Последняя сказка братьев Гримм (Миддлтон) - страница 73

Дверь качнулась, будто сняли засов. Куммель повернулся и обнаружил болезненную горничную лет пятидесяти. За плечом у нее стояла, чуть покачиваясь, фрейлейн. Поймав его взгляд, она вспыхнула, но не улыбнулась, продемонстрировав Куммелю, что все границы Европы более преодолимы, чем та, которую она установила между ними.

Она вышла из-за горничной и ступила на улицу.

— Вы давно ждете? Прошу прощения. Я была занята, устраивая прием. — Она смотрела мимо него на экипаж, где, как она догадалась, сидел ее дядя.

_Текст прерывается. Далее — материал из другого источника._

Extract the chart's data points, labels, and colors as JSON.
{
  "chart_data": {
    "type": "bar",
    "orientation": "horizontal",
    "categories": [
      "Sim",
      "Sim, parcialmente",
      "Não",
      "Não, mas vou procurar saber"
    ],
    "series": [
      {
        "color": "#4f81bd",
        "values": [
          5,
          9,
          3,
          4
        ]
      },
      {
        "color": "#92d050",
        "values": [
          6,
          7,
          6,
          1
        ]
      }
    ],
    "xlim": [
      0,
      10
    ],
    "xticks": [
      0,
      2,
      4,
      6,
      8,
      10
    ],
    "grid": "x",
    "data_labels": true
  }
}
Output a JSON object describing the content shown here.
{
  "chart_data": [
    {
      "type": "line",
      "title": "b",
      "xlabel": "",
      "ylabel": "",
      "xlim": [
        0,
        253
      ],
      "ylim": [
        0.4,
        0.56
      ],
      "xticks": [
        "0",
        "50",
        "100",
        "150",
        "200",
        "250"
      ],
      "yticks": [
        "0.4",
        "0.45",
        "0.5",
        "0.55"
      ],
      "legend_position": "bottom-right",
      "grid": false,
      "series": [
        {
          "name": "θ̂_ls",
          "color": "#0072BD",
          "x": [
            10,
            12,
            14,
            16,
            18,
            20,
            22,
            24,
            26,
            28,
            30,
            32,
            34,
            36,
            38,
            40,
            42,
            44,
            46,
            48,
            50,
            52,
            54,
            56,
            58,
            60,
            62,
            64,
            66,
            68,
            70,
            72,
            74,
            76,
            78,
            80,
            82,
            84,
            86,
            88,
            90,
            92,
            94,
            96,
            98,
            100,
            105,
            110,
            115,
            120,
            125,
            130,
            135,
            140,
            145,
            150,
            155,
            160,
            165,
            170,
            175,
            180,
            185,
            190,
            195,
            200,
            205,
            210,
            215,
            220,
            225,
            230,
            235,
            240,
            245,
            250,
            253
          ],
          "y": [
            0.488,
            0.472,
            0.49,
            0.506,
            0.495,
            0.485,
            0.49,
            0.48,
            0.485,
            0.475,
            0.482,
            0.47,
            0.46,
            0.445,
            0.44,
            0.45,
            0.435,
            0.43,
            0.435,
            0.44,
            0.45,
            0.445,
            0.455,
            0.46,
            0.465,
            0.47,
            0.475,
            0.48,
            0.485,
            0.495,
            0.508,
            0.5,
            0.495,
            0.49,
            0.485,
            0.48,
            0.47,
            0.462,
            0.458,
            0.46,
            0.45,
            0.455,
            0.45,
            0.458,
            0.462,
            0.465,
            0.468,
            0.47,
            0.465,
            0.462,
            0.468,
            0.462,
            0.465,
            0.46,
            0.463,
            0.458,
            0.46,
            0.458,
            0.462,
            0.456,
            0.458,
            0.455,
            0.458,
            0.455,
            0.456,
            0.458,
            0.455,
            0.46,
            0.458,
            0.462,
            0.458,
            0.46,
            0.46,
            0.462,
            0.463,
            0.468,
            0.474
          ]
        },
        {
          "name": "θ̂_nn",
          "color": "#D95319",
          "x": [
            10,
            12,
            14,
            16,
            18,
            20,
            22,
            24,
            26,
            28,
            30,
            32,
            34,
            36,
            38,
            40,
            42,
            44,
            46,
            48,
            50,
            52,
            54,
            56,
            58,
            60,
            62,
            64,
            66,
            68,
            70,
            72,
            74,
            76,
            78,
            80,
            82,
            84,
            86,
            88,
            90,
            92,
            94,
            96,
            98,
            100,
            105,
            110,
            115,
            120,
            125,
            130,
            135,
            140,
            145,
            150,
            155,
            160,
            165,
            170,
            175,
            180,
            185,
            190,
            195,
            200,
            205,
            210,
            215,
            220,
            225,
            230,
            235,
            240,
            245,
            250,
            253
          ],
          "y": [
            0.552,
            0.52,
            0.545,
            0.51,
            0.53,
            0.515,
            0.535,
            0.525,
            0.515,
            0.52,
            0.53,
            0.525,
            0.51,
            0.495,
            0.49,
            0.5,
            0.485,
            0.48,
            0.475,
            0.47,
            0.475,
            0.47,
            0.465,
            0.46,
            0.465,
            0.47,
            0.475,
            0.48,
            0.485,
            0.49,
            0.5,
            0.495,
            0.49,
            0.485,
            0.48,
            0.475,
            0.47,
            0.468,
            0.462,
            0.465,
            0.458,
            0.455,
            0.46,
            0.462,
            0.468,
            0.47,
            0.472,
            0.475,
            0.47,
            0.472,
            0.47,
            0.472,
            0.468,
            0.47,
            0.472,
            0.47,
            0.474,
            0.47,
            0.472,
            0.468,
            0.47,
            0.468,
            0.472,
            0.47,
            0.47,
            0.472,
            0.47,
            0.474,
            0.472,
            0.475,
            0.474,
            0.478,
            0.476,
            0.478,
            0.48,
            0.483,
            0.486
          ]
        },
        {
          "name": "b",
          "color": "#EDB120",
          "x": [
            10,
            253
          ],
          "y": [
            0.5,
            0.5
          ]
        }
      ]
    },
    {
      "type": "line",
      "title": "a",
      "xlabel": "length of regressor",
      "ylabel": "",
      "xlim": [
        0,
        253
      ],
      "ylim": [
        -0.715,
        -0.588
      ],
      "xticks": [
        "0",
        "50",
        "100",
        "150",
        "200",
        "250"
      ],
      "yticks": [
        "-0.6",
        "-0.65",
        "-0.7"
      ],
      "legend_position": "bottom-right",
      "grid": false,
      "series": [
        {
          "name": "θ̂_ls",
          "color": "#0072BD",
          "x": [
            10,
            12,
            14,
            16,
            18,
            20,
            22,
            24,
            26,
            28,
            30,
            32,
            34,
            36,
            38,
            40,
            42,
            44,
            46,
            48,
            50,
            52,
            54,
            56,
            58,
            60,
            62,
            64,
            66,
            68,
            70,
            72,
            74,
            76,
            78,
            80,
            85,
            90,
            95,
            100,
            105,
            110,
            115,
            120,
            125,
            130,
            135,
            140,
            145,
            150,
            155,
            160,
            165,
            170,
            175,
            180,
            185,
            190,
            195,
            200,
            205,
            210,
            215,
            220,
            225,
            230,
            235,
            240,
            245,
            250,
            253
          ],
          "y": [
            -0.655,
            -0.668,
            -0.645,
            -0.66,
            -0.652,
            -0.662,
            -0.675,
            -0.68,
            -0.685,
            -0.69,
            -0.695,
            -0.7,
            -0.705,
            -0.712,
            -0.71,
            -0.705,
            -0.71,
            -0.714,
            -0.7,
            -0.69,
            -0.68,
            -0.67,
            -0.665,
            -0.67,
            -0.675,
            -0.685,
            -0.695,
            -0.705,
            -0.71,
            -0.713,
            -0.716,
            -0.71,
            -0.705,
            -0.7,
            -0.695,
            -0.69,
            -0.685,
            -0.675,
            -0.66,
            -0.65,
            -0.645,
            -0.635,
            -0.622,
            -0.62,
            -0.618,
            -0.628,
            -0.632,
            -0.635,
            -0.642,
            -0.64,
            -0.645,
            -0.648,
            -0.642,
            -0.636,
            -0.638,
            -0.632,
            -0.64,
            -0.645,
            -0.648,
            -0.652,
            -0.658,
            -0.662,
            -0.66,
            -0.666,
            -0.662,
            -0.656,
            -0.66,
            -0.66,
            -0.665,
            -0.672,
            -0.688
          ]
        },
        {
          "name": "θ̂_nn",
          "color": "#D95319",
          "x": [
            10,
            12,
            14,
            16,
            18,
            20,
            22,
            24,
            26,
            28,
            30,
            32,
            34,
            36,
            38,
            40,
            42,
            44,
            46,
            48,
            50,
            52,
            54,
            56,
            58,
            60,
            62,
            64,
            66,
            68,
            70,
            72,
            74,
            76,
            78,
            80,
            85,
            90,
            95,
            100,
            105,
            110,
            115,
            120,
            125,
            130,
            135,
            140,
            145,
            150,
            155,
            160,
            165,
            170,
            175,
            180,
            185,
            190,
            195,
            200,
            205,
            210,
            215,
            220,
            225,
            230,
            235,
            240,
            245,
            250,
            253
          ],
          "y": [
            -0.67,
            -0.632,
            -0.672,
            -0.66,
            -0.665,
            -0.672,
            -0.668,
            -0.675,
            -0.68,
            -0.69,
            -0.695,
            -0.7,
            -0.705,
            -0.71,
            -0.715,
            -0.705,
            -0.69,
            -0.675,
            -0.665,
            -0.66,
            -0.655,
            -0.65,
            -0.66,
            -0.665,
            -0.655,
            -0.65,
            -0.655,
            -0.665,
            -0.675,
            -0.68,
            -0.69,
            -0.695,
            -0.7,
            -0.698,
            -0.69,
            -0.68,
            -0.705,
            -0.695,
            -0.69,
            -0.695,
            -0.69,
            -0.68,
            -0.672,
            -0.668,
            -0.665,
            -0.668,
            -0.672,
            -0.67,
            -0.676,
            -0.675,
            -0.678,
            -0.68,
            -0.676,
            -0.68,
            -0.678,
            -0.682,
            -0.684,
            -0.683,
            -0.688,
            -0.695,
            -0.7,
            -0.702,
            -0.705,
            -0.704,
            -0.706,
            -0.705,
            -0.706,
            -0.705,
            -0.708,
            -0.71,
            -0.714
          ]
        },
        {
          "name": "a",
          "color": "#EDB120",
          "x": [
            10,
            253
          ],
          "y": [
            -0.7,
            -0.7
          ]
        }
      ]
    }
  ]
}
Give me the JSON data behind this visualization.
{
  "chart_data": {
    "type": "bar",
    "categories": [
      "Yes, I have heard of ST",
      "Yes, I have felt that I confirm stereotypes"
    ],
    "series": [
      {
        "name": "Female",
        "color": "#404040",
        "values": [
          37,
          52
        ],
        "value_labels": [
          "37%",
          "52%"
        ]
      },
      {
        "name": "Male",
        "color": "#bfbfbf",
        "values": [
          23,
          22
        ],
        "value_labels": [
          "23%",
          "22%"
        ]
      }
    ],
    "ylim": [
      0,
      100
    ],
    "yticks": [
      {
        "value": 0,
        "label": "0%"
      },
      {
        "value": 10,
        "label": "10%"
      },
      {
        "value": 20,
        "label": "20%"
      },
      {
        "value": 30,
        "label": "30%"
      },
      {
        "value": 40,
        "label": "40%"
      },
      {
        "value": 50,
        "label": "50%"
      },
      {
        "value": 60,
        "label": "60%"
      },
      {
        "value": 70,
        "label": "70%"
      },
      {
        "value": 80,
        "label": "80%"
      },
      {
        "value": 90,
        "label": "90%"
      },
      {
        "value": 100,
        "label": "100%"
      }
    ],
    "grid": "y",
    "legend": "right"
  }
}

— Мне пойти и сказать, что господин сейчас прибудет? — спросила горничная.

— Да, пожалуйста, — кивнула фрейлейн.

Пожилая женщина стала энергично подниматься по освещенным ступенькам обратно, а фрейлейн бросила взгляд в сторону Куммеля. Затем с видимым усилием заставила себя смотреть на него более открыто. Цвет ее щек еще оставался ярким, но она попыталась улыбнуться, этим лишь заставив Куммеля думать, что с помощью этой улыбки она помещает меж ними океан и всю Европу. Это был конец. Он был волен идти, свободно идти, оставив позади вымышленную семью в Берлине. Другой город, другое положение. «Уравновешенному, деятельному и холостому» мужчине, как писали в объявлениях о найме, вполне можно найти работу. Или, положим, вернуться в лес, ненадолго. Waldeinsamkeit, лесная глушь, что уж там.

— Спасибо за помощь, — сказала она мягко, словно знала, что видит его в последний раз. — Спасибо. — Мы можем быть полезны друг другу, сказала она, когда поезд, пыхтя, въезжал в город, каждый по-своему.

— Профессор в экипаже, — объяснил он. — Боюсь, он порядком устал за сегодняшнее утро в парке…

Он замолчал, но если бы и собирался сказать больше, его остановил бы громкий крик, донесшийся через улицу. Он повернулся и увидел жестикулировавшего возницу, одной рукой придерживавшего дверцу экипажа.

— Сюда, парень! — кричал он Куммелю. — Сюда! Ваш хозяин упал!

Глава шестнадцатая

Конь, как и всадник, понимал, что им предстоит долгое путешествие. Принц рад был двигаться медленней. Он знал, что мать была права, отсылая его обратно, но волновался и о том, что оставлял, и о том, к чему возвращался. Ее рассеянный взгляд преследовал его. Она казалась надутой воздухом, как свиной пузырь, и разные части ее тела опухали по-разному. Не будь она его матерью, он бы счел ее гротескной. И не был уверен, она ли так изменилась или только его взгляд на нее.

Когда бы она ни приходила ему в голову, пока конь нес его по невиданным тропинкам, он пытался думать лишь о принцессе. Но и это не вело ни к чему хорошему. Стыд из-за того, что он так обошелся с дочерью короля, смущал его столь сильно, что временами он представлял и ее раздувшейся до неузнаваемости на чердачном ложе.